I had only two close encounters with Jack Layton. The first was back in late 2002 or early 2003, when he and some members of McGill’s NDP club came into Café Santropol, where I was waiting tables. I can’t quite remember whether he’d already won the NDP leadership or whether he was still campaigning for it. Either way, I knew who he was and was glad when he ended up sitting in my section.
When I got to his table, I nervously introduced myself to “Mr. Layton,” at which point he quickly corrected me, asking that I call him “Jack.” For the next 10 or 15 minutes, I ignored every other table in the restaurant and chatted with Jack—about poverty, federalism, my job, the NDP in Quebec. He knew he had his work cut out for him in la belle province, but he exuded optimism, so much so I figured he’d never actually looked up his party’s dreadful numbers in the province.
Eventually, my fellow waiters started giving me the evil eye, and I reluctantly pulled away from Jack’s table with an invitation to come back later if I had a few minutes to talk. For the rest of the night, I was too busy to do anything else but bring Jack and his entourage their food. But when Jack came to the till to settle his table’s bill, he gave me his email address and told me to keep in touch. He then shook my hand and gave me a great tip.

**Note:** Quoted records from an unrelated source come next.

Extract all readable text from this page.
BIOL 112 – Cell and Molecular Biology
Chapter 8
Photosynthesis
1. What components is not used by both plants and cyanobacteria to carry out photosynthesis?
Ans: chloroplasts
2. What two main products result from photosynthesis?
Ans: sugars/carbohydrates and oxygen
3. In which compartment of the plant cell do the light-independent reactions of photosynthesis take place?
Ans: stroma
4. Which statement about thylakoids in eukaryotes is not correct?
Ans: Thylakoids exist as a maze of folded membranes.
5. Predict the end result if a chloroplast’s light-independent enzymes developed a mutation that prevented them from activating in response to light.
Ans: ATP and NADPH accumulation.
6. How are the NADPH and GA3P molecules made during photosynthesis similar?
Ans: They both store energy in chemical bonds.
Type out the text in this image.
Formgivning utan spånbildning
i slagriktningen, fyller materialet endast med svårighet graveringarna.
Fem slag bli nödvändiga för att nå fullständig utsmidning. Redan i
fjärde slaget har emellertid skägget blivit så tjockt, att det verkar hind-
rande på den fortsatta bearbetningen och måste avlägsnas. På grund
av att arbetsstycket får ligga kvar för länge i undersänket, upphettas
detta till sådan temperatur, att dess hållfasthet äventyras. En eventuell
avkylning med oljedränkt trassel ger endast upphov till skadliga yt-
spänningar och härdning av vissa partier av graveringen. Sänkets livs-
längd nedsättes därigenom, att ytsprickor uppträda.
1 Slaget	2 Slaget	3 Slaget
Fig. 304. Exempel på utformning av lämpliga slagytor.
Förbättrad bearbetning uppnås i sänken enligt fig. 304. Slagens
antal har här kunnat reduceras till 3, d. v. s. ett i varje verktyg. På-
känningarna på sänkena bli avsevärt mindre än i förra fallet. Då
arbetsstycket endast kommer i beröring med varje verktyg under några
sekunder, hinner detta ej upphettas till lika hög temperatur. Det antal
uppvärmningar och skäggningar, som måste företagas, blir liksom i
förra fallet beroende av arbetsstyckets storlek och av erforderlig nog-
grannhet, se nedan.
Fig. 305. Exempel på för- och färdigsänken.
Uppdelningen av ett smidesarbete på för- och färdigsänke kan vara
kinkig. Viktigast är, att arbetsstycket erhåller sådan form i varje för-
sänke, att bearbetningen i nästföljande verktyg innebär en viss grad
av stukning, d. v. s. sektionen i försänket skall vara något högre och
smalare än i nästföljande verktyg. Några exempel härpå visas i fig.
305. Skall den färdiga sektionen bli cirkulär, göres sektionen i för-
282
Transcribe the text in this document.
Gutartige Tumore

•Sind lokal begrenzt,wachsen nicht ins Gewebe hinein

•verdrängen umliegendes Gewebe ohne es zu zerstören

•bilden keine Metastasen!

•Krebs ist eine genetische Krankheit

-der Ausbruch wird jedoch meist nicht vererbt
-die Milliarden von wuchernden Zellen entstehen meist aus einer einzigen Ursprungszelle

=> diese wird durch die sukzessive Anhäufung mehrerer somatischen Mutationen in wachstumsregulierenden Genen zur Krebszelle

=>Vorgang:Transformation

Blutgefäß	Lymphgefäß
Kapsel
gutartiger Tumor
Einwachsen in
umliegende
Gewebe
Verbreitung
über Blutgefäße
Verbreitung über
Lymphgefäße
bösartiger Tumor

The second time was this spring, just as the federal election campaign was nearing its end and, as it were, on the morning a CROP poll had come out showing the NDP leading the Bloc in Quebec. Though he looked a bit frail and gaunt, Jack was positively glowing, like he knew the NDP had finally broken through. He was at Maclean’s HQ on that morning to meet with our hastily-assembled “editorial board.” For the next hour or so, and despite the fact he wasn’t on the friendliest of turf, Jack made no apologies for his party’s program, most notably defending the NDP’s distinct appeals to nationalist Quebecers. The NDP, he said, was in the process of “building a house”—a project he’d started way back when we first met.
“The first thing you do is dig a hole, that’s not very interesting, then the next thing you do is lay footing, that’s an ugly piece of concrete, and then you start building the foundation wall, and the problem is that for our party we never built one quarter of the foundation, and then we started building the house and then the wind came along and down it went,” he told us. “And I said, ‘We’re going to take our time here, we’re going to do this right, and we’re going to build that foundation.’ And we’ve done that now.”
After our meeting, I chatted with Jack’s longtime press secretary, Karl Bélanger, who excitedly pulled out his BlackBerry to show Charlie Gillis and me the poll results that had come out that morning. Like his boss, Bélanger was clearly overjoyed with the results. By then, of course, the NDP leader had come to be known as “un bon Jack” (a good guy) in Quebec. I was nonetheless skeptical. After everyone was done mingling, Jack limped off towards the elevators, cane in hand, and went out and won Quebec.
Now, I won’t pretend either encounter was somehow unique. In fact, what’s most amazing about all the testimonials coming out today is how ordinary they make my interactions with Jack seem. Still, they left a lasting impression. Eight years after we first ran into each other, I’d moved on to an entirely different—sometimes hostile—gig; but Jack, well, he was still the same earnest, engaging, and cheerful man who’d once invited the guy bringing him a sandwich in a Montreal café to sit down and talk shop.